If you could hang out inside any Virginia Woolf novel, which would it be and why?
The Waves is my favorite book by her. I read it when I moved to NYC, when everything in my life was falling apart. It taught me so much about texture—that it is possible to engage a reader with a practically non-narrative book. There is character development, but it’s almost like the characters don’t even matter that much. That book showed me something about the permeability of self, being in a city with all these impossibly complex moving parts. It made me center myself a little bit and understand the fluidity of personality, and that lead me towards a more humble perspective, because it’s not so much about me, it’s more about my role—how can I help this big thing? Also, it’s so… wavy, in the contemporary sense. It helped me realize that taking an earnest swing at what consciousness looks like on the page is a trippy assignment. You don’t need to be surreal in a classic sense to be psychedelic. If you are rendering consciousness accurately enough, it is going to be trippy.

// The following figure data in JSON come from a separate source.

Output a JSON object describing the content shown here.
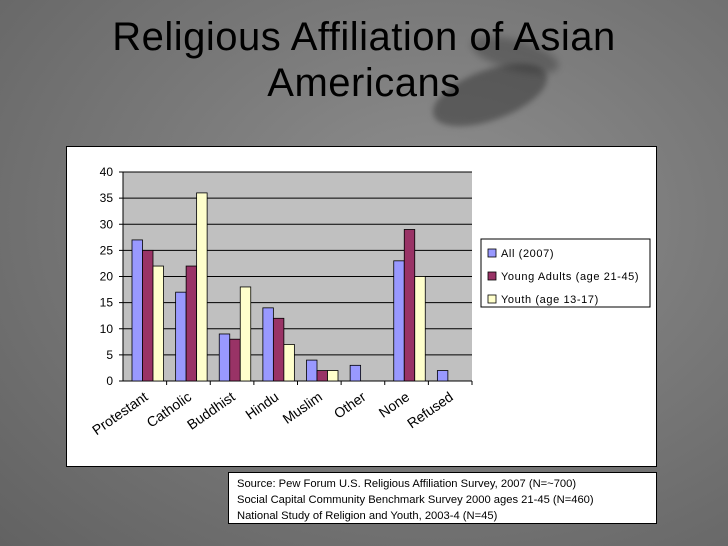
{
  "title": {
    "line1": "Religious Affiliation of Asian",
    "line2": "Americans"
  },
  "source": {
    "line1": "Source: Pew Forum U.S. Religious Affiliation Survey, 2007 (N=~700)",
    "line2": "Social Capital Community Benchmark Survey 2000 ages 21-45 (N=460)",
    "line3": "National Study of Religion and Youth, 2003-4 (N=45)"
  },
  "colors": {
    "plot_bg": "#c0c0c0",
    "grid": "#000000"
  },
  "chart_data": {
    "type": "bar",
    "categories": [
      "Protestant",
      "Catholic",
      "Buddhist",
      "Hindu",
      "Muslim",
      "Other",
      "None",
      "Refused"
    ],
    "series": [
      {
        "name": "All (2007)",
        "color": "#9999ff",
        "values": [
          27,
          17,
          9,
          14,
          4,
          3,
          23,
          2
        ]
      },
      {
        "name": "Young Adults (age 21-45)",
        "color": "#993366",
        "values": [
          25,
          22,
          8,
          12,
          2,
          null,
          29,
          null
        ]
      },
      {
        "name": "Youth (age 13-17)",
        "color": "#ffffcc",
        "values": [
          22,
          36,
          18,
          7,
          2,
          null,
          20,
          null
        ]
      }
    ],
    "ylim": [
      0,
      40
    ],
    "yticks": [
      0,
      5,
      10,
      15,
      20,
      25,
      30,
      35,
      40
    ],
    "grid": true,
    "legend": "right"
  }
}
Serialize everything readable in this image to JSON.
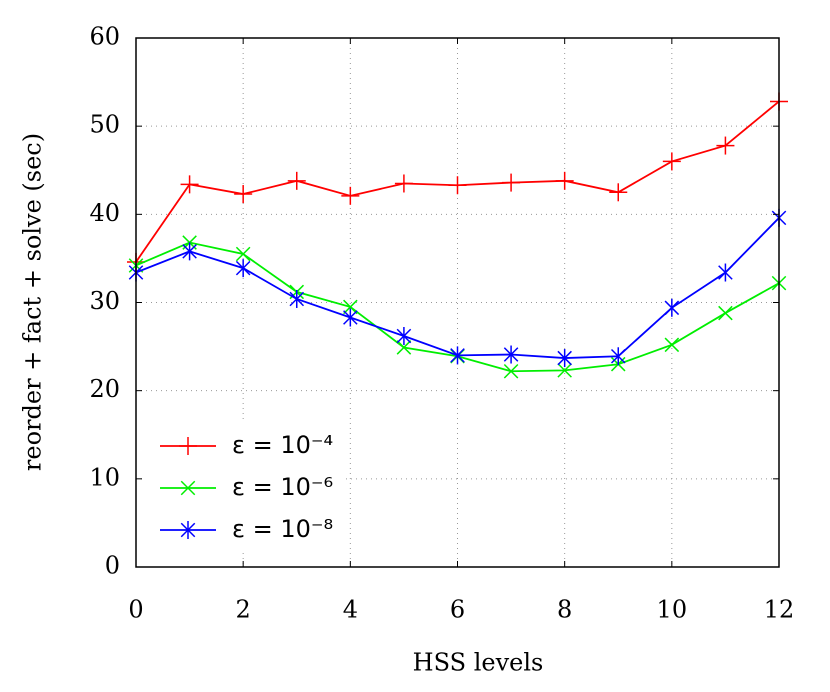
{
  "chart_data": {
    "type": "line",
    "x_label": "HSS levels",
    "y_label": "reorder + fact + solve (sec)",
    "x": [
      0,
      1,
      2,
      3,
      4,
      5,
      6,
      7,
      8,
      9,
      10,
      11,
      12
    ],
    "series": [
      {
        "name": "ε = 10⁻⁴",
        "color": "#ff0000",
        "marker": "plus",
        "values": [
          34.6,
          43.4,
          42.3,
          43.8,
          42.1,
          43.5,
          43.3,
          43.6,
          43.8,
          42.5,
          46.0,
          47.8,
          52.8
        ]
      },
      {
        "name": "ε = 10⁻⁶",
        "color": "#00ee00",
        "marker": "cross",
        "values": [
          34.2,
          36.8,
          35.5,
          31.2,
          29.5,
          24.9,
          23.9,
          22.2,
          22.3,
          23.0,
          25.2,
          28.8,
          32.2
        ]
      },
      {
        "name": "ε = 10⁻⁸",
        "color": "#0000ff",
        "marker": "star",
        "values": [
          33.4,
          35.8,
          33.9,
          30.4,
          28.3,
          26.2,
          24.0,
          24.1,
          23.7,
          23.9,
          29.4,
          33.4,
          39.6
        ]
      }
    ],
    "xlim": [
      0,
      12
    ],
    "xticks": [
      0,
      2,
      4,
      6,
      8,
      10,
      12
    ],
    "ylim": [
      0,
      60
    ],
    "yticks": [
      0,
      10,
      20,
      30,
      40,
      50,
      60
    ],
    "grid": true,
    "legend_position": "lower left"
  }
}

Which fictional character do you relate to the most?
The writer Ben Lerner’s character Adam Gordon in Leaving the Atocha Station. Ben Lerner is compared to this character all the time because he made a thing that a lot of people have engaged with, and now they assume that that person is him. I relate to that. A lot of people who have listened to Pinegrove want to know just how autobiographical it is. And of course some of it is. But it’s also fictionalized. I select details to make it more of a cogent story, more exciting, to make it rhyme, to make it fit. For example, aphasia is a neurological condition that prevents you from accessing words well, and we have a song called “Aphasia,” and people have asked, “Do you actually have aphasia?” No, it’s a metaphor. It’s a fear of mine that I won’t be able to express myself well enough, or that I’ll be somehow trapped inside myself. Maybe a lot of people feel that way. So I’m using it metaphorically as an extension of solipsism. Not only am I afraid of discovering that I am the only real thing, but I can’t communicate that discovery to anyone because I’ve lost my use of language. That’s what Cardinal is about for me.
What’s the last song you heard that made you cry?
“Golden Days” by Whitney. There are incidental associative memories with it—as a listener or reader or viewer, you’re always bringing your own baggage to whatever art you’re engaging with. A song like “Golden Days” allows you to have a personal moment that is basically independent of the song; there’s a certain intensity-meets-serenity with a song that will allow you to access that space.
What’s a moment in your life when you felt like the smartest person on earth?
I think a real turning point for me intellectually happened when I became less concerned about presentation and more concerned about content and feeling. My most recent revelation was about how being a good artist and being a good person are really similar. Basically, the moment I decided to really dedicate myself to matters of the heart, in an emotionally responsible way, I unlocked my brain, too.